First, CRT was not derived from Marxism, the core of Communism, a movement of the proletariat that turned into corrupt authoritarianism by its leaders. Second, CRT is an academic concept taught in graduate schools and a framework for describing systemic racism in American culture, our laws, and our institutions. CRT is not part of any secondary school curriculum. Third, the Heritage Foundation asserts that CRT claims persons of white privilege must renounce their privileged position. 5
I am a person of white privilege. In the 1860s my great grandfather pastored a church in Marietta, Georgia before, during, and after the Civil War. He may have owned slaves as his church denomination did not condemn slavery and he had a large family needing to be cared for. Schools for whites only and blacks only existed in southern states up until Brown vs Board of Education in 1954. The Civil Rights Law was not passed until 1964. Jim Crow laws and segregation existed until then.
Repressive state voting rights legislation continue systemic racism even today. Martin Luther King, Jr. said in a speech in Montgomery Alabama a year after the Civil Rights legislation was passed7 that, even though the law gave black Americans part of their rightful dignity, without the vote their dignity was without strength. He also praised the white Americans who, because they valued Democracy over maintaining their white privileges, had walked and stood beside black Americans to help pass that legislation.

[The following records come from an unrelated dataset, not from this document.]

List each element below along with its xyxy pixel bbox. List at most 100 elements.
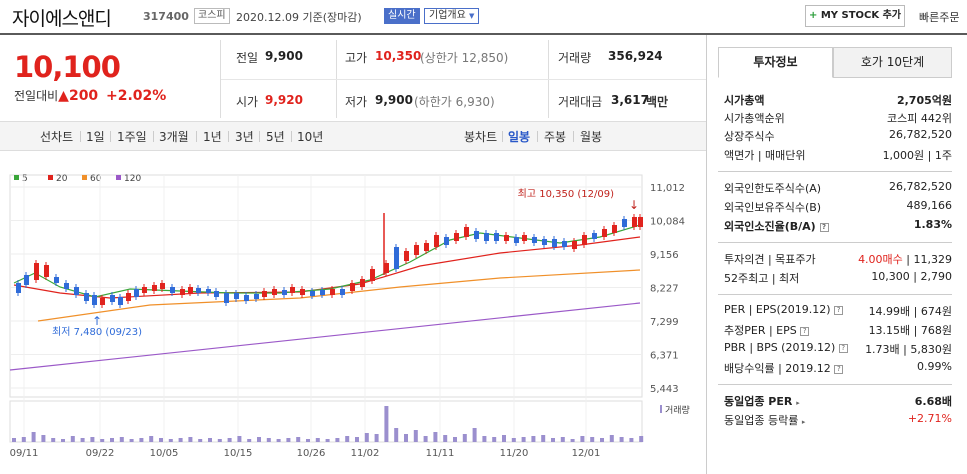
x-tick-label: 09/11 [10, 448, 39, 459]
tab-period-1w[interactable]: 1주일 [117, 130, 147, 144]
tab-orderbook-10[interactable]: 호가 10단계 [833, 47, 952, 78]
volume-value: 356,924 [608, 49, 663, 63]
divider [259, 131, 260, 142]
max-arrow-icon: ↓ [629, 198, 639, 212]
right-panel [706, 35, 967, 474]
candle [454, 233, 459, 241]
foreign-hold-label: 외국인보유주식수(B) [724, 201, 822, 214]
quick-order-link[interactable]: 빠른주문 [919, 11, 960, 24]
volume-bar [560, 437, 565, 442]
volume-bar [629, 438, 634, 442]
low-value: 9,900 [375, 93, 413, 107]
candle [84, 293, 89, 301]
target-price: 11,329 [913, 253, 953, 266]
candle [638, 217, 643, 227]
divider [718, 384, 952, 385]
volume-bar [227, 438, 232, 442]
par-value: 1,000원 | 1주 [882, 149, 952, 162]
candle [384, 263, 389, 273]
divider [718, 171, 952, 172]
tab-period-10y[interactable]: 10년 [297, 130, 324, 144]
candle [244, 295, 249, 301]
dividend-label: 배당수익률 | 2019.12 [724, 362, 831, 375]
tab-candle-monthly[interactable]: 월봉 [580, 130, 603, 144]
foreign-ratio-row: 외국인소진율(B/A) ? 1.83% [724, 218, 952, 236]
tab-invest-info[interactable]: 투자정보 [718, 47, 833, 78]
volume-bar [276, 439, 281, 442]
candle [196, 288, 201, 293]
foreign-ratio-label: 외국인소진율(B/A) [724, 220, 816, 233]
candle [414, 245, 419, 255]
legend-swatch [14, 175, 19, 180]
par-row: 액면가 | 매매단위 1,000원 | 1주 [724, 147, 952, 165]
volume-legend-swatch [660, 405, 662, 413]
volume-bar [472, 428, 477, 442]
volume-bar [61, 439, 65, 442]
volume-bar [247, 439, 252, 442]
industry-per-row: 동일업종 PER ▸ 6.68배 [724, 393, 952, 411]
high-label: 고가 [345, 51, 368, 65]
x-tick-label: 11/02 [351, 448, 380, 459]
foreign-hold-row: 외국인보유주식수(B) 489,166 [724, 199, 952, 217]
tab-period-1y[interactable]: 1년 [203, 130, 222, 144]
y-tick-label: 8,227 [650, 284, 679, 295]
volume-bar [531, 436, 536, 442]
candle [350, 283, 355, 291]
tab-period-3y[interactable]: 3년 [235, 130, 254, 144]
ma120-line [9, 302, 641, 371]
volume-bar [609, 435, 614, 442]
realtime-button[interactable]: 실시간 [384, 8, 420, 24]
est-per-value: 13.15배 | 768원 [868, 324, 952, 337]
help-icon[interactable]: ? [800, 327, 810, 336]
divider [718, 242, 952, 243]
triangle-right-icon: ▸ [796, 399, 800, 407]
market-cap-label: 시가총액 [724, 94, 765, 107]
tab-candle-weekly[interactable]: 주봉 [544, 130, 567, 144]
week52-value: 10,300 | 2,790 [871, 270, 952, 283]
mystock-add-button[interactable]: + MY STOCK 추가 [805, 5, 905, 27]
help-icon[interactable]: ? [834, 365, 844, 374]
dividend-row: 배당수익률 | 2019.12 ? 0.99% [724, 360, 952, 378]
volume-bar [51, 438, 56, 442]
candle [54, 277, 59, 283]
volume-bar [208, 438, 212, 442]
volume-bar [119, 437, 124, 442]
candle [494, 233, 499, 241]
diff-value: 200 [68, 88, 99, 104]
volume-bar [31, 432, 36, 442]
base-date: 2020.12.09 기준(장마감) [236, 11, 362, 24]
row-divider [221, 79, 706, 80]
tab-period-1d[interactable]: 1일 [86, 130, 105, 144]
divider [220, 40, 221, 118]
candle [532, 237, 537, 243]
industry-per-value: 6.68배 [914, 395, 952, 408]
company-info-label: 기업개요 [429, 10, 466, 21]
company-info-dropdown[interactable]: 기업개요 ▼ [424, 8, 480, 24]
x-tick-label: 11/20 [500, 448, 529, 459]
volume-bar [492, 437, 497, 442]
est-per-label: 추정PER | EPS [724, 324, 797, 337]
help-icon[interactable]: ? [838, 344, 848, 353]
open-value: 9,920 [265, 93, 303, 107]
tab-period-3m[interactable]: 3개월 [159, 130, 189, 144]
help-icon[interactable]: ? [834, 306, 844, 315]
candle [424, 243, 429, 251]
plus-icon: + [808, 10, 818, 21]
tab-candle-chart[interactable]: 봉차트 [464, 130, 498, 144]
candle [152, 285, 157, 291]
candle [572, 241, 577, 249]
candle [484, 233, 489, 241]
candle [74, 287, 79, 295]
tab-line-chart[interactable]: 선차트 [40, 130, 74, 144]
candle [180, 289, 185, 295]
foreign-ratio-value: 1.83% [913, 218, 952, 231]
volume-bar [21, 437, 26, 442]
candle [126, 293, 131, 301]
high-value: 10,350 [375, 49, 422, 63]
candle [504, 235, 509, 241]
help-icon[interactable]: ? [819, 223, 829, 232]
tab-candle-daily[interactable]: 일봉 [508, 130, 531, 144]
tab-period-5y[interactable]: 5년 [266, 130, 285, 144]
divider [228, 131, 229, 142]
volume-legend-label: 거래량 [665, 404, 690, 416]
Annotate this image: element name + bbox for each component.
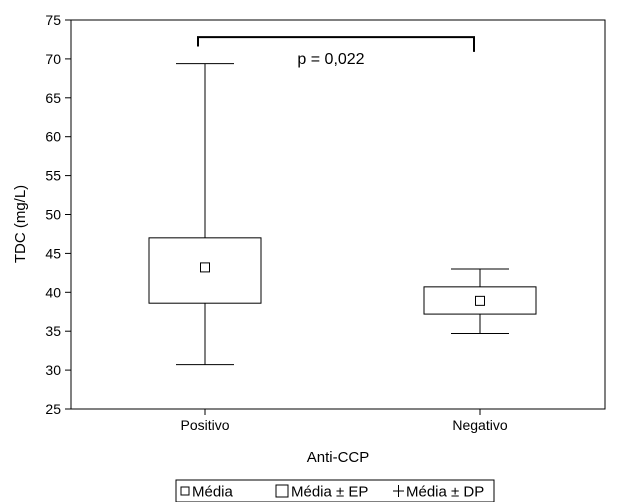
plot-frame [70,19,606,410]
plot-area-border [70,19,606,410]
legend-label: Média ± DP [406,484,484,501]
y-tick-label: 40 [45,284,61,300]
y-tick-label: 60 [45,129,61,145]
significance-bracket [197,36,475,52]
x-tick-label: Negativo [452,417,507,433]
y-tick-label: 65 [45,90,61,106]
mean-marker [200,262,210,273]
significance-annotation: p = 0,022 [197,36,475,68]
legend-box [175,479,495,502]
y-tick-label: 45 [45,245,61,261]
legend-se-icon [275,484,289,498]
y-tick-label: 50 [45,207,61,223]
legend: Média Média ± EP Média ± DP [175,479,495,502]
y-tick-label: 55 [45,168,61,184]
y-tick-label: 30 [45,362,61,378]
box-series [148,63,537,366]
mean-marker [475,295,485,306]
x-axis-ticks: Positivo Negativo [180,409,508,433]
y-axis-ticks: 25 30 35 40 45 50 55 60 65 70 75 [45,12,71,417]
legend-label: Média ± EP [291,484,368,501]
y-tick-label: 75 [45,12,61,28]
y-tick-label: 35 [45,323,61,339]
x-axis-title: Anti-CCP [307,449,370,466]
legend-mean-icon [180,486,190,496]
y-axis-title: TDC (mg/L) [12,185,29,263]
annotation-text: p = 0,022 [297,51,364,68]
x-tick-label: Positivo [180,417,229,433]
y-tick-label: 70 [45,51,61,67]
y-tick-label: 25 [45,401,61,417]
legend-label: Média [192,484,234,501]
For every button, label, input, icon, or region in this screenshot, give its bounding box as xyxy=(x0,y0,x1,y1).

As one of those persons of white privilege, going all the way back to America’s colonial days, I cannot renounce the color of my skin. I do not feel threatened or afraid, nor do I feel guilty about how my ancestors treated those with different colored skin. However, now that I am keenly aware of my ancestors’ role in accepting the racism of their time in American history, I have chosen to use my white privilege to stand beside my fellow black Americans. Today, I can honor Martin Luther King, J.r by helping black Americans pass federal voting rights legislation. As an educator I also want students to know the true history of America— the good, the bad and the ugly. American students need to learn the truth about our sordid racial legacy. Only then can we expunge the stench of our systemic racism.
1Critical Race Theory and the Public Schools in a power point presentation by Jason Giersch, PhD. of UNC, Charlotte, NC. slide 50.
2Hannah-Jones, The 1619 Project: A New Origin Story.
4The Heritage Foundation, Critical Race Theory. 2021_CRT_ebook.pdf
6See historical fiction story told in my book, Costly Freedom by Terry Webb.
7In a speech delivered on 25 March 1965 on the steps of the Alabama State Capitol in Montgomery at the end of the march from Selma to the State capital.